The wealth creation in that bubble was gigantic. And so were the tax receipts from capital gains taxes on the sales of sky high technology stocks. These humongous tax receipts did more to wipe out the fiscal deficits in 2000 than Clinton’s policies.   

This huge corporate bubble burst in the second half of 2000.  The massive bust in the corporate sector was Clinton’s legacy to Bush 43.


The Great Corporate Recession & The Great Consumer Recession

Few people talk about the Great Corporate Recession of 2000-2002. As a result of the good life of the technology bubble, America’s corporations became just as bloated in 2000 as American consumers became in 2008.  When the corporate bubble burst and the great Corporate Recession ensued, America’s corporations were faced wit
h a massive deleveraging similar to what American consumers are going through today. This corporate deleveraging created America’s jobs problem that continues to this day.

Just as this corporate bubble was blowing up, 9/11 hit in September 2001. That doomed 2002 as well. Alan Greenspan responded by cutting interest rates all the way down to 1%. Nothing worked and the economy refused to recover.

Finally, the Bush Administration passed the tax cuts in 2003. They seem huge now but did not seem so in 2003. But the combination of tax cuts and lower rates did the magic and the US economy began recovering in the second quarter of 2003.

Alan Greenspan was deeply fearful of the US economy falling victim to the Japanese disease of deflation. So he injected the second round of Bubblitis in 2004. Instead of raising interest rates swiftly as he had done in 1994, Greenspan kept rates artificially low. As a result, he inflated the Housing Sector into a a massive bubble by 2006 just as he had done with the technology sector in 1999.

President
Bush did absolutely nothing to stop this bubble from growing.
Perhaps, he enjoyed the success of the Bush recovery, perhaps he
was too preoccupied with the Iraq mess. It was the nadir
of his popularity and he had little desire to take on the popular Alan
Greenspan.  Then Alan Greenspan left and his protege Ben Bernanke proved even more committed to Bubblitis.
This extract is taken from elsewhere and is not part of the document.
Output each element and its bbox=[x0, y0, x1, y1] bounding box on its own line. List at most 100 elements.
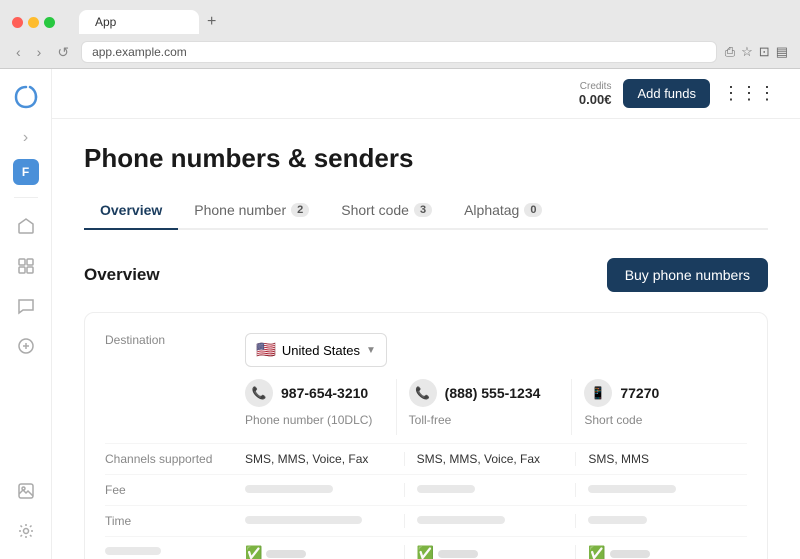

The result was a monstrous bubble in Housing and all forms of Credit. By the time, this bubble burst,  American consumers had become bloated with debt. This crisis was more widespread because the consumer represents 70% of American economy. So this bust is bigger than the corporate bust in 2000.

The Presidencies of Clinton & Bush 43 are eerily similar. Both featured economic recoveries in the middle 4 years, Clinton from late 1994 – late 1998 and Bush from late 2002 to late 2006.  Both Presidencies featured creation of huge bubbles in the penultimate year of their second term, 1999 & 2007. Neither President was responsible for creating the bubble. Neither President acted to persuade the Federal Reserve to end the bubble before it got too big. Both Presidencies featured massive busts of the bubbles in their final presidential year, Clinton in 2000 and Bush in 2008. Both left a legacy of economic mess to their successors.

But the reality is that Clinton did not do anything to address the corporate bust in his last year. In contrast, the Bush Administration solved much of the Banking crisis of 2008 before passing the baton to the Obama Administration. Secretary Henry Paulson did the country a great service by pushing TARP through Congress and by putting much needed capital in American Banks.

Contrast this fast and effective resolution with the trouble Europe has in fixing European Banks. President Bush to his great credit allowed Secretary Paulson freedom and political cover to take the steps necessary to fix America’s Banks.

This is the real story of the legacies of President Clinton and President Bush. Neither this reality nor the enormity of mistakes of Alan Greenspan or Ben Bernanke are found in Chapter 9 of the Friedman-Mandelbaum book.

This is not our definition of Intellectual Honesty.